1. A warhead, comprising:

a liner exhibiting an approximately cylindrical peripheral shape and comprising discrete structures directly physically contacting one another and embedded in a potting material in a repeating pattern configured to form a substantially uniform post-detonation fragmentation pattern, the repeating pattern warped at a single angle θ relative to each of a longitudinal axis of the liner and a direction normal to the longitudinal axis such that no phantom lines extending through centers of adjacent discrete structures of the repeating pattern extend parallel to the longitudinal axis or normal to the longitudinal axis;

a forward bulkhead attached to the liner;

an aft bulkhead attached to the liner; and

an explosive within a cavity at least partially defined by the liner.

2. The warhead of claim 1, wherein the liner is configured to form explosively formed projectiles from the discrete structures when the explosive is detonated.

3. The warhead of claim 1, wherein the discrete structures comprise discrete ball bearings arranged in a spiral extending around the longitudinal axis.

4. The warhead of claim 1, wherein the single angle θ is selected to give a substantially uniform distribution of post-detonation projectiles at a predetermined distance radially from the liner.

5. The warhead of claim 1, wherein the single angle θ is selected such that the repeating pattern moves in a spiral around the longitudinal axis.

6. The warhead of claim 1, wherein each of the discrete structures exhibits substantially the same geometric configuration.

7. A method of manufacturing a warhead, comprising:

forming a liner exhibiting an approximately cylindrical peripheral shape and comprising discrete structures directly physically contacting one another and embedded in a potting material in a repeating pattern configured to form a substantially uniform post-detonation fragmentation pattern, the repeating pattern warped at a single angle θ relative to each of a longitudinal axis of the liner and a direction normal to the longitudinal axis such that no phantom lines extending through centers of adjacent discrete structures of the repeating pattern extend parallel to the longitudinal axis or normal to the longitudinal axis;

depositing an explosive within a cavity at least partially defined by the liner;

attaching a forward bulkhead to the liner; and

attaching an aft bulkhead to the liner.

8. The method of claim 7, wherein forming the liner comprises:

selecting a radial distance from the longitudinal axis;

forming the repeating pattern as a function of the selected radial distance and the shape of the liner to reduce the effects of spoking in the post-detonation fragmentation pattern at a selected distance; and

forming the liner as a function of the repeating pattern.
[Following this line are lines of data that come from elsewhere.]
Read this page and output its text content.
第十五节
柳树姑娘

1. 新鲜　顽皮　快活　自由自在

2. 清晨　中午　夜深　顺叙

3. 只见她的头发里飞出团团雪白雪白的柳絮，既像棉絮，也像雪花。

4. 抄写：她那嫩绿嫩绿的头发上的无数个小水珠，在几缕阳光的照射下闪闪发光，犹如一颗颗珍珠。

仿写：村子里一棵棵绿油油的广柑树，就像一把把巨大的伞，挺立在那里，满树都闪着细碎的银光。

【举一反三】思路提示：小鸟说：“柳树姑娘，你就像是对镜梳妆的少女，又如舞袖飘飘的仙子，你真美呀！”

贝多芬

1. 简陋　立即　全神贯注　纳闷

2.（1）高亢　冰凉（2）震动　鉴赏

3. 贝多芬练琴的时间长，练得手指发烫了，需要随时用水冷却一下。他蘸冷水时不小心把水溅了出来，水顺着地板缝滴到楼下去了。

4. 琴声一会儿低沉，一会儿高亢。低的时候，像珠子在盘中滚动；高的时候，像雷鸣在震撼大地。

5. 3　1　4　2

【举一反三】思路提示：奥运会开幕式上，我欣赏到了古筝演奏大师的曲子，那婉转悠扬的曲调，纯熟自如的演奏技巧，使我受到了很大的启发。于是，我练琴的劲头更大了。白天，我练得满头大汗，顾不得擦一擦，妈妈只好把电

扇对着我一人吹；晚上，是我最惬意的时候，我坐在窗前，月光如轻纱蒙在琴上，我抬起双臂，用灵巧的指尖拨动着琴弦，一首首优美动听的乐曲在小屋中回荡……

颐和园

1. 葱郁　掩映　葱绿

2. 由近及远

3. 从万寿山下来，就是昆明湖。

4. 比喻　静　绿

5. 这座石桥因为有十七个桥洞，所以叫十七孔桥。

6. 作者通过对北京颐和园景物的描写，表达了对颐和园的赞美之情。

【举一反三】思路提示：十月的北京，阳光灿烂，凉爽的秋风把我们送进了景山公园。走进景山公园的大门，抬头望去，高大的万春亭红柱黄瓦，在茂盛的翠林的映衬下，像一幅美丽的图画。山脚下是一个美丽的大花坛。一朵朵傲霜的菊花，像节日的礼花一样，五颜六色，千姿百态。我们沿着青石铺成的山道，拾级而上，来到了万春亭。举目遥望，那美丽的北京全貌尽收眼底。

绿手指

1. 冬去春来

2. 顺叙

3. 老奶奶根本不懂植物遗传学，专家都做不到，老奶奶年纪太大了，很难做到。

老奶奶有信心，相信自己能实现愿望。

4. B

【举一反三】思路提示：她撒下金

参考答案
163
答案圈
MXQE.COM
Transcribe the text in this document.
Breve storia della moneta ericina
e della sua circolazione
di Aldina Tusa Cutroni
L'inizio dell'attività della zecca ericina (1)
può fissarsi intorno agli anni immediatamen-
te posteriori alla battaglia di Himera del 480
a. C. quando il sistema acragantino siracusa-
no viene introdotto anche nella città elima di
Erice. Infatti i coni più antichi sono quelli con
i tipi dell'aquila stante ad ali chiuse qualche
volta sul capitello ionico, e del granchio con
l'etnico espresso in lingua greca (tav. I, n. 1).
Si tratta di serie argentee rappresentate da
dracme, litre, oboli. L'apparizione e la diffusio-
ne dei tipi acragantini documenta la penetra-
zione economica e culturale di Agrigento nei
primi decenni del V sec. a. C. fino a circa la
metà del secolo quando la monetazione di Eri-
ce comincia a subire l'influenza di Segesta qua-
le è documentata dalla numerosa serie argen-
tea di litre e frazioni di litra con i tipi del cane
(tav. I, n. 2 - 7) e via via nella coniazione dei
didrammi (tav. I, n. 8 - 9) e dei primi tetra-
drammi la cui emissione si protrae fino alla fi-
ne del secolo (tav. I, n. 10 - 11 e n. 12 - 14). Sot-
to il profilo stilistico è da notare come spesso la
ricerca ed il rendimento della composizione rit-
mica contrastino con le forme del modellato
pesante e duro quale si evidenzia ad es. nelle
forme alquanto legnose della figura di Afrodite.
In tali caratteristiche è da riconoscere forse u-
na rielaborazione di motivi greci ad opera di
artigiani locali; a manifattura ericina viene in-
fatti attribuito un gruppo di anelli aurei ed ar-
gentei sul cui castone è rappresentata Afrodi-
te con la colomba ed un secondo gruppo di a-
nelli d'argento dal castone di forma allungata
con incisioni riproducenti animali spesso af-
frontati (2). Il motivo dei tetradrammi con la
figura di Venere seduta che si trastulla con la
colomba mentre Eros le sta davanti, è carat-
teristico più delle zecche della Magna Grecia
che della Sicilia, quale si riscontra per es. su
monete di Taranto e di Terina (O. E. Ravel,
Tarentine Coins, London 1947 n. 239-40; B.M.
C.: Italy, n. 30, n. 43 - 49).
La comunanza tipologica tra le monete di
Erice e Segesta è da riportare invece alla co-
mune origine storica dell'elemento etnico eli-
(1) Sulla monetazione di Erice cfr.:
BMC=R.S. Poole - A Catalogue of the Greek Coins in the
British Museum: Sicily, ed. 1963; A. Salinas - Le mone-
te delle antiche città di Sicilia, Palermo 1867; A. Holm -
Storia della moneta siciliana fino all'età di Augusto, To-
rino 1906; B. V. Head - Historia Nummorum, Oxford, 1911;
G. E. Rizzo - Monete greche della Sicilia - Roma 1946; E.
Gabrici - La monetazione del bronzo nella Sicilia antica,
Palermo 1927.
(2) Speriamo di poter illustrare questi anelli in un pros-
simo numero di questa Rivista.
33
9. The method of claim 7, wherein forming the liner comprises forming the repeating pattern as a spiral that extends at the single angle θ from a line on an outside surface of the cylindrical liner parallel to the longitudinal axis.

10. The method of claim 7, wherein the single angle θ is approximately 15 degrees.

11. A warhead, comprising:

a liner exhibiting an approximately cylindrical peripheral shape and comprising integral and continuous structures exhibiting hexagonal dimples therein and arranged in a repeating pattern configured to form a substantially uniform post-detonation fragmentation pattern, the repeating pattern warped at a single angle θ relative to each of a longitudinal axis of the liner and a direction normal to the longitudinal axis such that no phantom lines extending through centers of adjacent structures of the repeating pattern extend parallel to the longitudinal axis or normal to the longitudinal axis;

a forward bulkhead attached to the liner;

an aft bulkhead attached to the liner; and

an explosive within a cavity at least partially defined by the liner.